Texas Energy Jobs Bounce Back in December, Fueling State's Record Employment Surge

By Sophia Reynolds | Financial Markets Editor

AUSTIN, Texas – The Texas oil and gas industry reversed a brief employment slide in November, adding a net 2,000 upstream jobs in December, according to data released by the Texas Workforce Commission. The rebound helped propel the state to new all-time highs in total employment, reinforcing its status as the nation's undisputed jobs leader.

The upstream sector—encompassing extraction and direct support activities—saw its workforce climb to 203,400 in December. Gains were led by support activities, which added 1,500 positions. Direct oil and gas extraction jobs rose by 500. The recovery followed what analysts describe as typical year-end volatility, influenced by commodity prices and operational efficiencies.

"This isn't just a monthly blip; it's a testament to the underlying resilience and strategic importance of the Permian Basin," said energy economist Dr. Liam Chen of the Austin Policy Institute. "Even with market pressures and industry consolidation, production remains robust enough to demand a stable, high-wage workforce."

The Texas Independent Producers and Royalty Owners Association (TIPRO) noted the sector peaked at several points in 2025, driven by strong Permian output. For the full year, however, upstream employment ended "essentially flat," with a net gain of just 100 jobs, as surges in early spring were offset by mid-year adjustments.

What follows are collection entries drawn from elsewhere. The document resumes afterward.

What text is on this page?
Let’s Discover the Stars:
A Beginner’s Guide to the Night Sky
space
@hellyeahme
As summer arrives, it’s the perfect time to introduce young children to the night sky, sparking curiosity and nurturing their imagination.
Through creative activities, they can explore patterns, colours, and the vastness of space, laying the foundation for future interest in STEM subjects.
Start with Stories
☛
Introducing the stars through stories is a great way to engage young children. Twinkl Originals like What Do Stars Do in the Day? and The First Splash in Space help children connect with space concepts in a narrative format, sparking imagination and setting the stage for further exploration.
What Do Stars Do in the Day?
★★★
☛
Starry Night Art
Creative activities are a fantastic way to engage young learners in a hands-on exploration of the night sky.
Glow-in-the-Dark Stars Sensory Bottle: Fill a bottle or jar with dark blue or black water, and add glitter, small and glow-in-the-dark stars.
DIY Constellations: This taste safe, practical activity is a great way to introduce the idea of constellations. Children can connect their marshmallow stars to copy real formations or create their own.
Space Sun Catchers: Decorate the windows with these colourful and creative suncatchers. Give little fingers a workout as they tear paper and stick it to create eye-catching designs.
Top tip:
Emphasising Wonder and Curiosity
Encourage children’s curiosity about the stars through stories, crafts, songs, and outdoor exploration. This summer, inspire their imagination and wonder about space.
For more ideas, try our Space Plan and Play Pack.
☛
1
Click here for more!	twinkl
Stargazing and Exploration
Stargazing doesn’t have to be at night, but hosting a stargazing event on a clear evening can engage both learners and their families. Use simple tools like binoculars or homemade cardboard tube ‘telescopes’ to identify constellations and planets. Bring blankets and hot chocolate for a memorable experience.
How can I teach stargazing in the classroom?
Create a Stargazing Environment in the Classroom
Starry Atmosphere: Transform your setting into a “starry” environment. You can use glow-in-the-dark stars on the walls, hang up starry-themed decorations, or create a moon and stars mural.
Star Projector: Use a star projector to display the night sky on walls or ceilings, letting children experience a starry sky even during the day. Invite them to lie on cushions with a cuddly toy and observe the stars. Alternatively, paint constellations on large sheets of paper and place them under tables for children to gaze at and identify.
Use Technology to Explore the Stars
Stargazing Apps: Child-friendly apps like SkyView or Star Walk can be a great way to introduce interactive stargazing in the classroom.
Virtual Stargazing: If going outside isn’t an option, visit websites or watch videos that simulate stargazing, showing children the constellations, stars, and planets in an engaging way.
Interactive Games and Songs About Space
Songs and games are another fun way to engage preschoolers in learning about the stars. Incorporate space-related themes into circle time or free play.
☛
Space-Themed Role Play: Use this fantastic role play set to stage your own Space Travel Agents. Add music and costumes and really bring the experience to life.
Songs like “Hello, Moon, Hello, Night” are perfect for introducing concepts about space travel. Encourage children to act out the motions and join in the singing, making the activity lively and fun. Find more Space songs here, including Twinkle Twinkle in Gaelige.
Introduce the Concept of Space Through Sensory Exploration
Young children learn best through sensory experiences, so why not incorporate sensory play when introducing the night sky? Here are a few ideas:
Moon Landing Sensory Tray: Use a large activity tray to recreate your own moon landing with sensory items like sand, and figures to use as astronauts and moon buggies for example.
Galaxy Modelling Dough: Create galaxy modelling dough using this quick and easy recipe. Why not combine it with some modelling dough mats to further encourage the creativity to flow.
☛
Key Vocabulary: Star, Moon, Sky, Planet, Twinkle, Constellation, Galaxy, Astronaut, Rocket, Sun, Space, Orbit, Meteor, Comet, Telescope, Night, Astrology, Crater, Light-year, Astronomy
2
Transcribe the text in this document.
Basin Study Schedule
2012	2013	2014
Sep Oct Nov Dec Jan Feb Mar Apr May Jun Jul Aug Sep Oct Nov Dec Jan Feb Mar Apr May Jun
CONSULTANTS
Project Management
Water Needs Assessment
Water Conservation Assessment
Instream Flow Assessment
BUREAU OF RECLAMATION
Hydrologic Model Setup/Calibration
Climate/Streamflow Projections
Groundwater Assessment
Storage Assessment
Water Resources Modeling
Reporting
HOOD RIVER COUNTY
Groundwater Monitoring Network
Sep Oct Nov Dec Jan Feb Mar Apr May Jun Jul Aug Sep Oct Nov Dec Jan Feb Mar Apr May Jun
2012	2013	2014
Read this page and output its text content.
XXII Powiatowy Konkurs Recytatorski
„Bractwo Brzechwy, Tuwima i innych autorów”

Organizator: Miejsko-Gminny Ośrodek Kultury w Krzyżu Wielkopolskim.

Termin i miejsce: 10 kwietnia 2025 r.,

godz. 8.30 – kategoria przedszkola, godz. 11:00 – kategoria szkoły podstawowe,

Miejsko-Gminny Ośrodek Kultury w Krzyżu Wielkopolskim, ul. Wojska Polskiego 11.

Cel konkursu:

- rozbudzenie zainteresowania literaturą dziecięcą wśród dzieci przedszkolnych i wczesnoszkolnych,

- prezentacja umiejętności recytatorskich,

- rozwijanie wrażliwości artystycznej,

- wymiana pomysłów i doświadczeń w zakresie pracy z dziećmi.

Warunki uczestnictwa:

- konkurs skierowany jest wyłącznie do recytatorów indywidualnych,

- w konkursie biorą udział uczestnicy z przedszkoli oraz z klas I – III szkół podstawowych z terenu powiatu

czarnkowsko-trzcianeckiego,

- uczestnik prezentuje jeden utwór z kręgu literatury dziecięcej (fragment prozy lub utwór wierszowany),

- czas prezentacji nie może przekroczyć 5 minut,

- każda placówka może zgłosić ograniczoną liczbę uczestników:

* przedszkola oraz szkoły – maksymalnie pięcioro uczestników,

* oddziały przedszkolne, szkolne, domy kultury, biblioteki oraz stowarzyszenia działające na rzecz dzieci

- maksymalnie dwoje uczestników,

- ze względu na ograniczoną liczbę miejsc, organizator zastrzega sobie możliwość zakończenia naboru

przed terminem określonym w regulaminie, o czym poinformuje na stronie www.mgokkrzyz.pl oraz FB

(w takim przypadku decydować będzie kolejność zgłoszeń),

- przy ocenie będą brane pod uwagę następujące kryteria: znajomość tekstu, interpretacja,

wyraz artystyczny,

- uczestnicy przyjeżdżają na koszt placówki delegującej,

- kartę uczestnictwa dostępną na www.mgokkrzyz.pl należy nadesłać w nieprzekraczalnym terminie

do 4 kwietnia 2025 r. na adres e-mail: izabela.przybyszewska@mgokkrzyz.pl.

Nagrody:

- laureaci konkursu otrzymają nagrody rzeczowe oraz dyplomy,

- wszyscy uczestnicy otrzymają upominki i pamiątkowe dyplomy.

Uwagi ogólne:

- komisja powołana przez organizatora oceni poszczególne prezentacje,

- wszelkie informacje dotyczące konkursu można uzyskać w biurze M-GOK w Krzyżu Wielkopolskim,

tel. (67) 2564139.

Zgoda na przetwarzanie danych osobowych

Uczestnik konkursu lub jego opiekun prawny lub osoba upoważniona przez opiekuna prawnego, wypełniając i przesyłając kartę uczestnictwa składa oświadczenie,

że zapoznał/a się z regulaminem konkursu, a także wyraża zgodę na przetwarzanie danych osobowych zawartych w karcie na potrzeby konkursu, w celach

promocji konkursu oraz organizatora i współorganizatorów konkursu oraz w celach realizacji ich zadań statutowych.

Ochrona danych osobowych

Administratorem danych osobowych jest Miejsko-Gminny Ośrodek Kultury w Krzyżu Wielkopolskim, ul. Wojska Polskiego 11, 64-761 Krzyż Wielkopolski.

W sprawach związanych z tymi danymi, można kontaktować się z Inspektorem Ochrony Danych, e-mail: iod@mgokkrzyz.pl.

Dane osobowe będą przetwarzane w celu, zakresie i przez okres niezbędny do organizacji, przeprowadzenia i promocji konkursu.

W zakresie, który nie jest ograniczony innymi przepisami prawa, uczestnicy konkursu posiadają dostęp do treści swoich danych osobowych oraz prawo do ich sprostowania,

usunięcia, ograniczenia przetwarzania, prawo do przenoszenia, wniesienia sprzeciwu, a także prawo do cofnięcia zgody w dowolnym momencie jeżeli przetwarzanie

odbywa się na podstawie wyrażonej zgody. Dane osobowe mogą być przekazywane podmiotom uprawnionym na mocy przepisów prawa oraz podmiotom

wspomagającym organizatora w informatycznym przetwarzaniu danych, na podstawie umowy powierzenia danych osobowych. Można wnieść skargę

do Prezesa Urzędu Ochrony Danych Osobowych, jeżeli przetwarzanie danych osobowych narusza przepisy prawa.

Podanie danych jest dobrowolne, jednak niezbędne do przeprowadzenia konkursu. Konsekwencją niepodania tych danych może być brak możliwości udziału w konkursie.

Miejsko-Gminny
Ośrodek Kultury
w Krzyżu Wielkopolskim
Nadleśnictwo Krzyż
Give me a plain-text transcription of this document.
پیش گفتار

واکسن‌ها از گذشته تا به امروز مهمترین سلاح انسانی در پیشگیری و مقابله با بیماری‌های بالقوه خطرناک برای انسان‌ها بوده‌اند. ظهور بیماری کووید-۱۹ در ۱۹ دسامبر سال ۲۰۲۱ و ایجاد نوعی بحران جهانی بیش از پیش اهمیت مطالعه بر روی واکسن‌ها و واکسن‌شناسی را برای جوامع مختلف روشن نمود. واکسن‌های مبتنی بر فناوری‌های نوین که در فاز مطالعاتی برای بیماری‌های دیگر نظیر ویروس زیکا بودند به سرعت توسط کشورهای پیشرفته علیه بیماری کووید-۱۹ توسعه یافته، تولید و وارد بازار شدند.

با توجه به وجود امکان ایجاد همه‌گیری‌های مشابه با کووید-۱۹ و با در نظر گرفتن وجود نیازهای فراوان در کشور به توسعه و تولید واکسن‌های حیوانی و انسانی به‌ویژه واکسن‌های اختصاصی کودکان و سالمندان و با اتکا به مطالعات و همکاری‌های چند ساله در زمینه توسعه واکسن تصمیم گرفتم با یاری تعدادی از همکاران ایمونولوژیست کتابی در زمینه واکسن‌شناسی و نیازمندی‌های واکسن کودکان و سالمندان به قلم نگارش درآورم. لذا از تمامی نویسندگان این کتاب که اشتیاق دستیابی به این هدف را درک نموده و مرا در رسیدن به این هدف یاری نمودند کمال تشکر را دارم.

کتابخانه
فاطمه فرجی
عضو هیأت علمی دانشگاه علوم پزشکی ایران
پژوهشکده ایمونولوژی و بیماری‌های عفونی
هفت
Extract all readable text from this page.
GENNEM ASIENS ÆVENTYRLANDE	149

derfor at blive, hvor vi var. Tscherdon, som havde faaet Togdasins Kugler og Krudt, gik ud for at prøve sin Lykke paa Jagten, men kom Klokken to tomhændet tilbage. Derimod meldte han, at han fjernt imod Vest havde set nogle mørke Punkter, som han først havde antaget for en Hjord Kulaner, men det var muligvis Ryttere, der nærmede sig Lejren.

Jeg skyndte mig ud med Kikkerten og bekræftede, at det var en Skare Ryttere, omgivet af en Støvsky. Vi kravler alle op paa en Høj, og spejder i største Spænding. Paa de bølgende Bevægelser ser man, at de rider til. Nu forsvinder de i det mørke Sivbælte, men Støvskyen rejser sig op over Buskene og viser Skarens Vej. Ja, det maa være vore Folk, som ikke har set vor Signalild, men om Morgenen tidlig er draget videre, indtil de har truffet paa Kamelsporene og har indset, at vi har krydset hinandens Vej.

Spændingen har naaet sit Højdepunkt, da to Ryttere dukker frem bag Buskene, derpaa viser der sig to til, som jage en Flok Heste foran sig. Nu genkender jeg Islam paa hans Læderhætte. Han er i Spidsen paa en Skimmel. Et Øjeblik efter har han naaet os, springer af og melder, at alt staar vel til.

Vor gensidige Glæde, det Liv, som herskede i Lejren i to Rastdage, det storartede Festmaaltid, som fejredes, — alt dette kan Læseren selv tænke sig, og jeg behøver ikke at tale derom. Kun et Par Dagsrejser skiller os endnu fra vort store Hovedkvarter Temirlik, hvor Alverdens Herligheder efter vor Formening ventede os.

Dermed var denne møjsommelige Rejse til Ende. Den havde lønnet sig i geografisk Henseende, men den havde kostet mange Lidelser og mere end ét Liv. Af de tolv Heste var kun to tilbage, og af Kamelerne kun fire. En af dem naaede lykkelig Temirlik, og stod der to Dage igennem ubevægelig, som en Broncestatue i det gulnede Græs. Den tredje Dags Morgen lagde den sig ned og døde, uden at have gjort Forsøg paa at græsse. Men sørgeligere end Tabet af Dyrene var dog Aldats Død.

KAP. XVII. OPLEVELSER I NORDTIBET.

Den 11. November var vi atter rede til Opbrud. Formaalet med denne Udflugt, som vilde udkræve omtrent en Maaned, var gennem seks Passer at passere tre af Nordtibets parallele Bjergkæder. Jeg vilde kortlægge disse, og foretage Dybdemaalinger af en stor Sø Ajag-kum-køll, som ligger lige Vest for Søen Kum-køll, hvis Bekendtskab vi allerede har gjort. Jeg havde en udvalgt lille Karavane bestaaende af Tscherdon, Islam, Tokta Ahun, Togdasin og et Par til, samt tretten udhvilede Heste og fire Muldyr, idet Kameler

Beyond direct employment, the industry's economic footprint is massive. With an average annual wage exceeding $133,000—68% higher than the state's private-sector average—the sector is a cornerstone of high-value employment. In fiscal 2025, oil and gas firms paid a staggering $27 billion in state and local taxes and royalties, the second-highest total in Texas history.

"That translates to nearly $74 million per day funding our schools, roads, and emergency services," Texas Oil & Gas Association President Todd Staples emphasized. "This industry delivers both economic vitality and energy security."

The tax revenue is particularly critical for many local communities. In some counties and dozens of school districts, oil and gas property taxes constitute over 90% of local tax receipts, directly funding public services and infrastructure.

Despite a broader national trend of cooling hiring in the fourth quarter, Texas continues to dominate industry job postings. Houston, Midland, Dallas, and Odessa lead U.S. cities in oil and gas job listings, with major employers like ExxonMobil and Baker Hughes actively recruiting.

Voices from the Ground:

Maria Rodriguez, Petroleum Engineer, Midland: "The December numbers are encouraging. It shows that even when prices dip, the expertise here in Texas keeps us competitive. This isn't a boom-or-bust cycle anymore; it's about sustainable, tech-driven production."

David Chen, Finance Analyst, Houston: "The wage data speaks volumes. These are careers that build the middle class and fund our state. The tax revenue story is what every Texan should know—it's what keeps our property taxes lower than they'd otherwise be."

Rebecca "Beck" Owens, Environmental Advocate, Austin: "A temporary jobs bump while we break climate records? This is a short-term sugar high. We're celebrating volatile fossil fuel jobs while ignoring the long-term stability of investing in renewables. Texas could lead in both, but we're clinging to the past."

James Holt, Rancher & Mineral Rights Owner, West Texas: "The royalties and taxes from my land fund our local school and fire department. This industry isn't some abstract concept out here; it's the lifeblood of our community. We need steady policies that allow it to thrive responsibly."

Governor Greg Abbott hailed the overall jobs record, stating, "Texas is America's jobs leader because free enterprise flourishes here." The state added more nonfarm jobs than any other in 2025 and set new records in December for total jobs, total workers employed, and overall labor force size.